Amongst many personal comments made during the 45-minute session, SCCBC shared the following as significant areas of concern on behalf of our members:
- Under AB 2416, a lien can be filed by employee, employee representative, or even a creditor of the employee. Any dispute should be between the employer and employee. Allowing a third-party (representative or creditor) to file a lien adds a detrimental element to the process.
- If enacted, processes set in place could negatively impact with financing opportunities and real estate transactions for employers. An unmerited lien could be placed on a property as a result of AB 2416. Even an unwarranted lien could take months or even years to be resolved/lifted.

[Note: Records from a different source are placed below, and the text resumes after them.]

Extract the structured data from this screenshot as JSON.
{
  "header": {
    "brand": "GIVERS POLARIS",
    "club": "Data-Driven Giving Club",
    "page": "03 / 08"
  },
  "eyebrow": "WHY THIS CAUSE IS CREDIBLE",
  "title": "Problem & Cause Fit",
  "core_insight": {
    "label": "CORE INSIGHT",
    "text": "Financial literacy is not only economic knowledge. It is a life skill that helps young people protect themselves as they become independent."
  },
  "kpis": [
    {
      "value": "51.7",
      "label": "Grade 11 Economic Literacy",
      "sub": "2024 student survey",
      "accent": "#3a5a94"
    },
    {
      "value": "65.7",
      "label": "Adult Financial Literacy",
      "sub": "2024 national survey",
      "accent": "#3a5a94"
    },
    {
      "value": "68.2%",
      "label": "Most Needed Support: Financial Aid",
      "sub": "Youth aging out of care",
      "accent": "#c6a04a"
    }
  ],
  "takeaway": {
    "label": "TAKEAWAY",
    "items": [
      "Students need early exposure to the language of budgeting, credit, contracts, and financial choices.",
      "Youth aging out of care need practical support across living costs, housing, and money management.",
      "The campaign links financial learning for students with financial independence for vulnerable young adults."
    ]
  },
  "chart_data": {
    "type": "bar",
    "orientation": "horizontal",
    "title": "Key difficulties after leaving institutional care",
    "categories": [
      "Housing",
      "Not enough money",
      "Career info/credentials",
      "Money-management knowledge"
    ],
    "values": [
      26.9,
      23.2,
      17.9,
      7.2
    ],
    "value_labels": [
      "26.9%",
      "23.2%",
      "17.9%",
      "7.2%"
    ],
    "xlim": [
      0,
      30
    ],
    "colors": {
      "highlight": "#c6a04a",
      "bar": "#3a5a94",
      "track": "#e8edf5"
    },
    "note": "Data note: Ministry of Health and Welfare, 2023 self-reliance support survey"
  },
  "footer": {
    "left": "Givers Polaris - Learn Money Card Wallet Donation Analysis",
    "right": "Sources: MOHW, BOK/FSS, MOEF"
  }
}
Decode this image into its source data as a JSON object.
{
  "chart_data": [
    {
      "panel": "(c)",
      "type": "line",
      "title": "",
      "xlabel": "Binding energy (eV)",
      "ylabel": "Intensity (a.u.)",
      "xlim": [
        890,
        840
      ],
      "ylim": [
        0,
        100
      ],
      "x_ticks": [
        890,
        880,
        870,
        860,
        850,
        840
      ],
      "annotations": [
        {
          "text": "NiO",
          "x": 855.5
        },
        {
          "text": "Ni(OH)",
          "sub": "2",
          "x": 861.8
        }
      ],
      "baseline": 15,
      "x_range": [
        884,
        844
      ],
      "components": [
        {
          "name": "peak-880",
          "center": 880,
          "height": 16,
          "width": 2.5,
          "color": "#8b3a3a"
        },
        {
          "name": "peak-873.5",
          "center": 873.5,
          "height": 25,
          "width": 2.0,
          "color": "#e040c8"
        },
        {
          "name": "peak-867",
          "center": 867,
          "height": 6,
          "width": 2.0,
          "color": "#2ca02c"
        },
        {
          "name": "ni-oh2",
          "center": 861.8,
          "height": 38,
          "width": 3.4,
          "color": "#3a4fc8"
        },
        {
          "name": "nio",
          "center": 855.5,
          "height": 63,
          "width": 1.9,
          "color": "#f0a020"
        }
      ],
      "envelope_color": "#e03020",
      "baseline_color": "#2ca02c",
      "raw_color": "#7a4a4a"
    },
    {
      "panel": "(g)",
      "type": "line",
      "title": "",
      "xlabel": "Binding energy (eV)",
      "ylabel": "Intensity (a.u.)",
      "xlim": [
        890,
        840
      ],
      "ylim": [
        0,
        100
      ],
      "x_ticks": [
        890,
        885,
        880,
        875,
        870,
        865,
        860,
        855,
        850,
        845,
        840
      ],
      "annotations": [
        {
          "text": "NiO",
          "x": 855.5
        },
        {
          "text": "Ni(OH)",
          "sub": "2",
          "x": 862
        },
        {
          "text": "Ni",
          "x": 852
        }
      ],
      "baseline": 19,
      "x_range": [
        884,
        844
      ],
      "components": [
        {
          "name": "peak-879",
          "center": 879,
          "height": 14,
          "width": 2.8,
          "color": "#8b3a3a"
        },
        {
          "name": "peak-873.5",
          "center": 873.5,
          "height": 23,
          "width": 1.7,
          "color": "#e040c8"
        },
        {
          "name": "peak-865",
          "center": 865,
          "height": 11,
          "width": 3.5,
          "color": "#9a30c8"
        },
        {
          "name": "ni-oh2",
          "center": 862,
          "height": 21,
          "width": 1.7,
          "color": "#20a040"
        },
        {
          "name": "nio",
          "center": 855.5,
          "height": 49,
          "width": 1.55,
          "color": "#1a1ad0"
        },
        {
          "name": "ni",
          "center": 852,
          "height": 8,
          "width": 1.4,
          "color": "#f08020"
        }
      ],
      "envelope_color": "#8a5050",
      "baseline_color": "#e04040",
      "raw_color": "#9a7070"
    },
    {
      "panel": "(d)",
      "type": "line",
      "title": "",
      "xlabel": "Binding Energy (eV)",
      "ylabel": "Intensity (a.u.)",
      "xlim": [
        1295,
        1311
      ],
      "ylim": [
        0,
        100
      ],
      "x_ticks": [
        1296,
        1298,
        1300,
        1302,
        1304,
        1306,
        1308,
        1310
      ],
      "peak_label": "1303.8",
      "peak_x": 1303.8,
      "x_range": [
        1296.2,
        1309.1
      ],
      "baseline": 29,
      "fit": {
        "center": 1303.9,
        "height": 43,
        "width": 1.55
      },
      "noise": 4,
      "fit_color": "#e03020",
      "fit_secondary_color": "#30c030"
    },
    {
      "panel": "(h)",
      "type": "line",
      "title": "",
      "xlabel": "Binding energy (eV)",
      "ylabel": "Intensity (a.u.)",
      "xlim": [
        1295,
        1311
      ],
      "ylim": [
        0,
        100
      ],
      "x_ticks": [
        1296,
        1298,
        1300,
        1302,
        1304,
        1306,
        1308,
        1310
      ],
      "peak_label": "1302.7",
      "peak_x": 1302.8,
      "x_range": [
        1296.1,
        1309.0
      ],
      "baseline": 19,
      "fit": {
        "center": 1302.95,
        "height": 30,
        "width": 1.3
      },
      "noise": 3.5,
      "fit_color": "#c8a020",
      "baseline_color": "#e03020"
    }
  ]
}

This could have wide-ranging impacts on the real estate and banking industries, as well as any business looking to sell or acquire property. Getting liens lifted could possibly take months or years
- Alleged protections in the bill for property owners come to fruition too late in the overall process, as they do not take effect until after the lien has already been recorded. The bill does not provide equal protection for employees and employers.
- Is this really the best way to remedy the situation? AB 2416 would add layer after layer of legal wrangling to the wage dispute process. Enhanced enforcement tools for the State Labor Commissioner’s office should be considered first. If enforcement is not the issue, a deeper look into why the Labor Commissioner’s office is unable to award funds that have been adjudicated should be conducted. Currently, only 17% of adjudicated claims end up being paid.
The conversation ended with both SCCAR and SCCBC stating that we are certainly in favor of processes being put in place to ensure employees are paid wages they have earned. Without question, unscrupulous employers should be penalized. That said, we encouraged further exploration as to why the State Labor Commissioner’s office is failing in its ability to award payment to those that have a legal claim to it. Lastly, we asked Senator Monning to please vote “no” on the bill if it does in fact make it before the State Senate.
SCCBC will continue to monitor AB 2416 and will update members as new information becomes available.